A subscriber (a server that's interested in a topic), initially fetches the Atom URL as normal. If the Atom file declares its hubs, the subscriber can then avoid lame, repeated polling of the URL and can instead register with the feed's hub(s) and subscribe to updates.

The subscriber subscribes to the Topic URL from the Topic URL's declared Hub(s).

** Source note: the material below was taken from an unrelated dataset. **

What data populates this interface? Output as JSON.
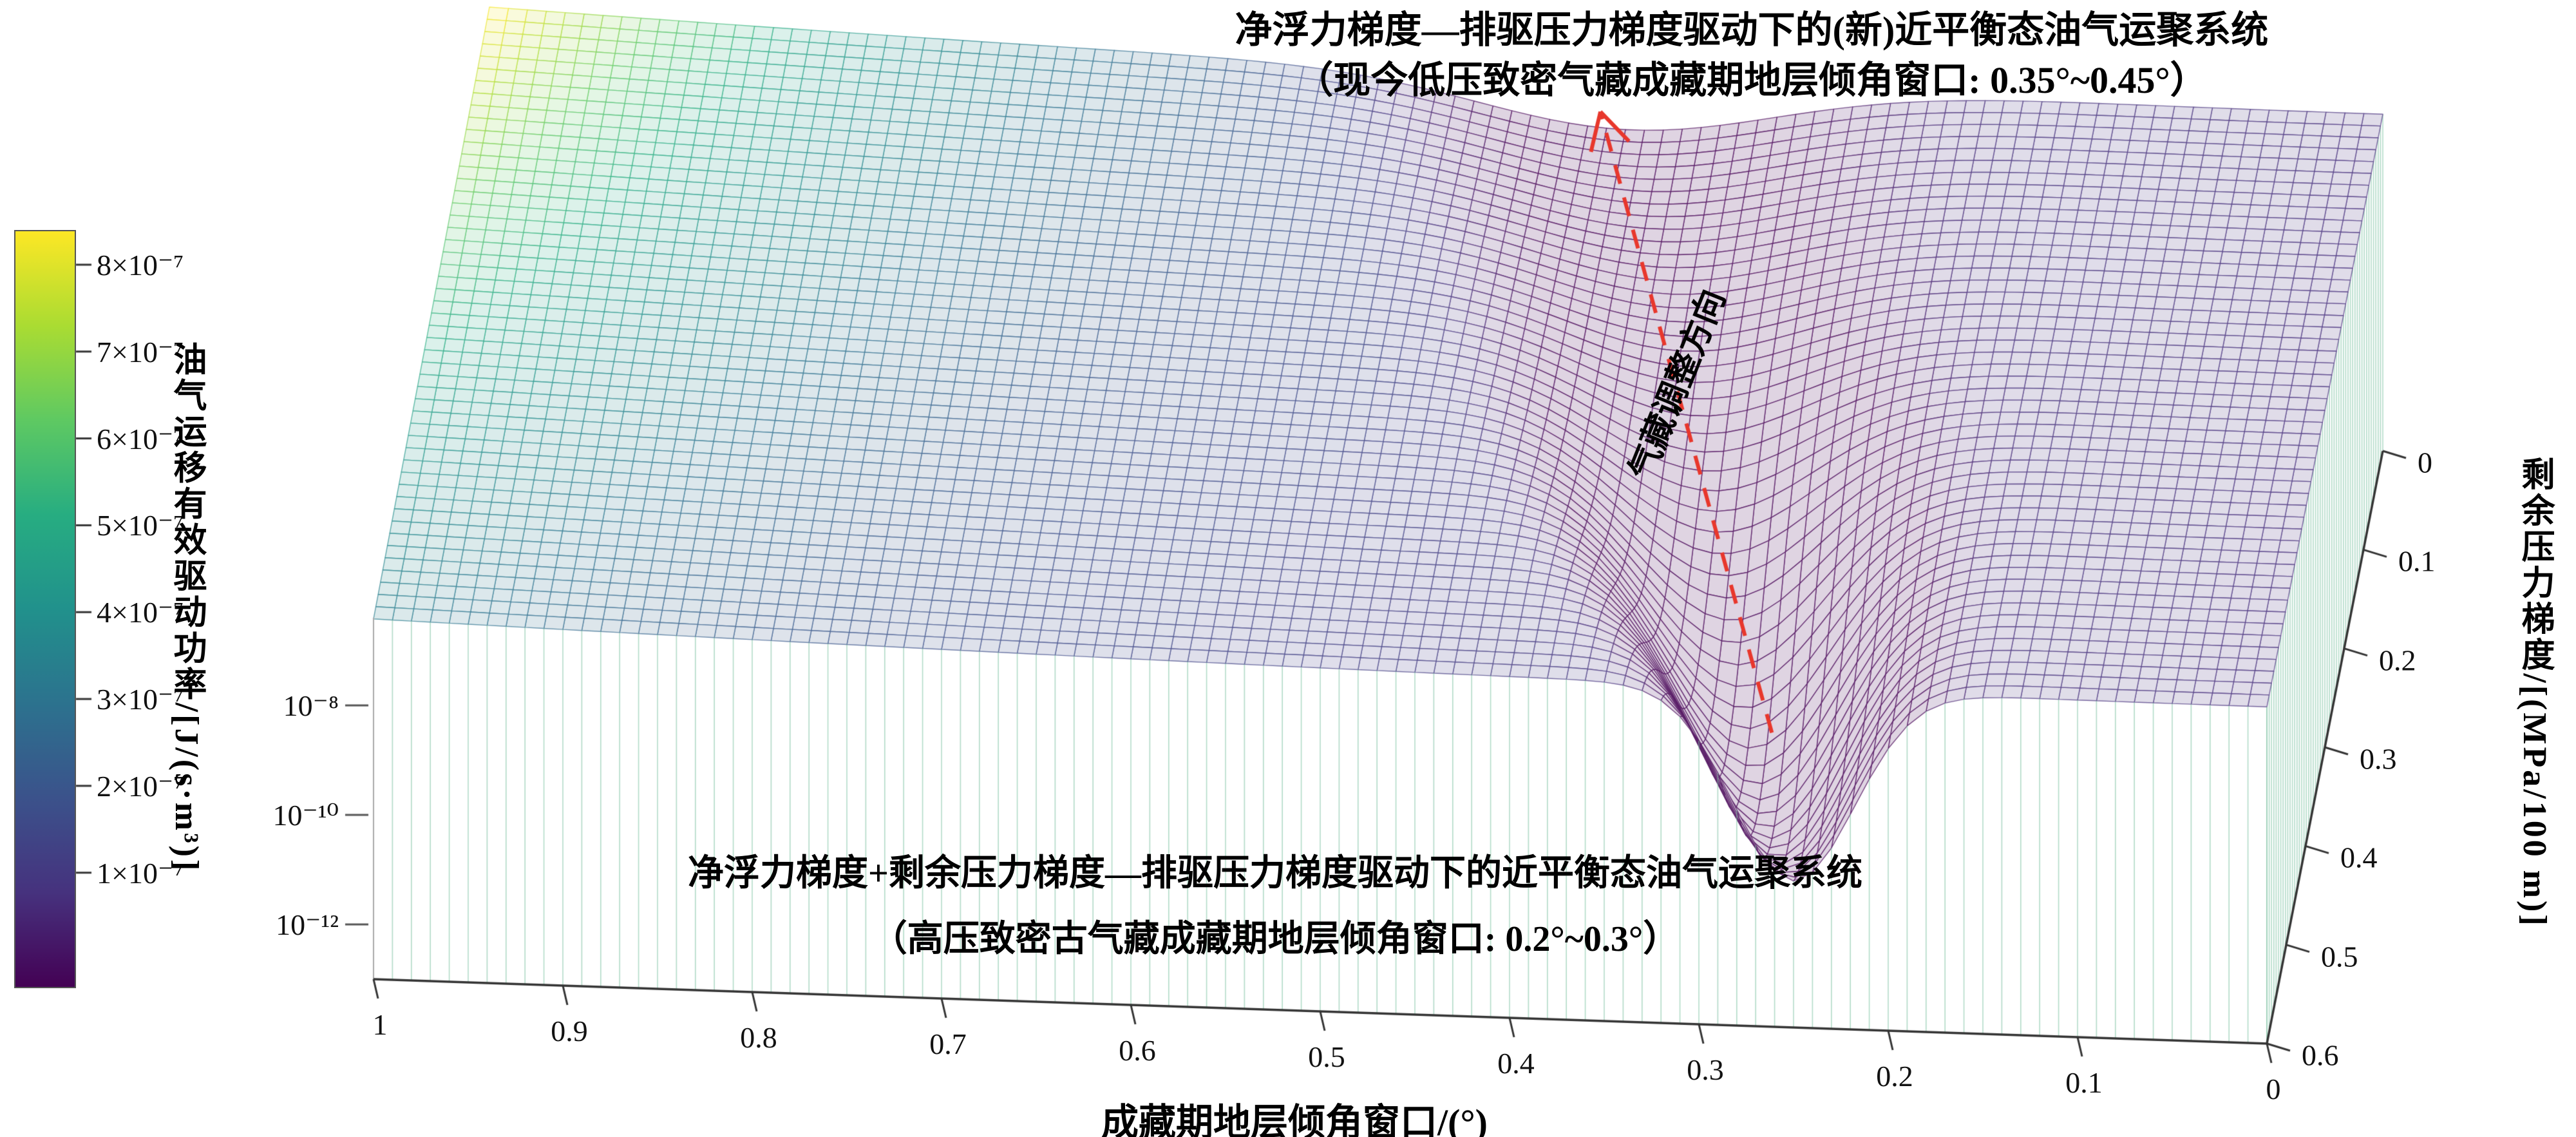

When the Publisher next updates the Topic URL, the publisher software pings the Hub(s) saying that there's an update.

* The hub efficiently fetches the published feed and multicasts the new/changed content out to all registered subscribers.

The protocol is decentralized and free. No company is at the center of this controlling it. Anybody can run a hub, or anybody can ping (publish) or subscribe using open hubs.

Note, while Atom is prominantly mentioned - the protocol supports RSS also (be kind of stupid if it didn't!). Atom however is a basic unit in its operation, just like it's an excellent basic unit to utilise in any web service dealing with collections of items defined in an XML syntax.

The reason a PubSubHubbub proposal is interesting to me (besides always being game for a challenge) is that like OpenID and OAuth, it's another decentralised open protocol that operates over HTTP. Also, the basic units are already or will soon be implemented/released! Zend_Feed_Reader (ZF 1.9), Zend_Oauth (ZF 1.10), Zend_Crypt (ZF 1.10) and Zend_Feed_Writer (ZF 1.10 with a little luck). Putting the protocol on top of those ready to go components will save a lot of time and effort at the end of the day.

To be honest though, I have a few doubts on this one because PubSubHubbub is so new that it is only starting to seep into implementations in the wild. So getting it into the Zend Framework right now might not happen - as an early first spec its implementation will be continually evolving/growing over many months). I'll what a review brings from the community once the proposal is written up this week.

That said, a week ago the spanking brand new PubSubHubbub Core 0.1 Specification (July 8, 2009) was implemented in at least one meaningful way - initial support has been implemented in FeedBurner. Then we have a Wordpress plugin in progress, and several reference implementations including the for Google App engine. Still early days though. Of course, PubSubHubbub was created by Google engineers (Google run FeedBurner too) but it's really a brilliant protocol, in my opinion, compared to something using Jabber/XMPP or worse which is overly complex (with a few exceptions) for this use case (HTTP+REST FTW!). I can see this easily taking off in a big way in the future once a number of full stream uses exist - maybe Google Reader will come next and that's hugely popular.